ERNIE-4.5-VL-28B-A3B-Thinkingの活用可能性
最後にERINE-4.5-VL-28B-A3B-Thinkingの活用可能性をご紹介します。ぜひご自身のタスクの参考にしてみてください。
現場×ビジョンAIアシスタント
スマホや現場カメラで撮った写真・短い動画をそのまま投げると、部品名の特定や異常箇所の指差しまで自動で返します。
交換手順や必要工具も提案し、記録は画像付きで時系列に保存してくれます。
オンプレ環境で1枚の80GB GPUでも回せるので、機密情報を扱うような環境でも実運用しやすいのが強みです。新人教育や引き継ぎシーンにも効果的だと思います。
レポート自動化と可視化
ダッシュボードのスクショやPDFを渡すと、表や注記を読み取り、最大値・前年比・外れ値の理由を自然な日本語で説明してくれると思います。
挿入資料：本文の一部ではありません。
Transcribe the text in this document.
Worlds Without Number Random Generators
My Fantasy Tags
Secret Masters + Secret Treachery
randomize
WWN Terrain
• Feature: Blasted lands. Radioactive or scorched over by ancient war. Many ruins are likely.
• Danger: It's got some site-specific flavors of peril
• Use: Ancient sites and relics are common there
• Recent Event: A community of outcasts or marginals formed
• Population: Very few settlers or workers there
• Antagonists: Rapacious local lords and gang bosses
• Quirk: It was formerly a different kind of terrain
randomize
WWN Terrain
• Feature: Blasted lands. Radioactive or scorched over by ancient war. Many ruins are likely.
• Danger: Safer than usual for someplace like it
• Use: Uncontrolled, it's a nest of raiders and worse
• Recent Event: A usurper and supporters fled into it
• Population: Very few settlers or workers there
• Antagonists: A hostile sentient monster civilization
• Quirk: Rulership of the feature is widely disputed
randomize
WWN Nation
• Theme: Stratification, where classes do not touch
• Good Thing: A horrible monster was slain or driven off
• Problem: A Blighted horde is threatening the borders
質問に対して根拠となるセルや該当するグラフをハイライトしてくれて、RAGと連携することでデータソースも提示させることもできます。
定例レポートは差分検知機能で更新ミスを防いで、ドラフトを自動生成させることもできると思います。
ナレッジ支援
手書きノートや板書の写真から、定義→手順→結論の流れで思考を言語化することができると思います。証明の抜けや条件の見落としなどを指摘してくれて、別解のヒントも段階的に提示してくれます。
図や式を文章に言い換えて、読み上げ用の要約も自動生成してくれると思います。
まとめ
ERNIE-4.5-VL-28B-A3B-Thinkingは、最新世代のマルチモーダルAIモデルとして魅力的な特徴を備えています。
本記事では概要から性能評価、ライセンスや料金、具体的な使用方法と実験結果まで包括的に見てきました。感じられるのは、ERNIE-4.5-VL-28B-A3B-Thinkingが「少ない資源で多くをこなす」新しいモデルであるということです。
気になる方はぜひ一度試してみてください。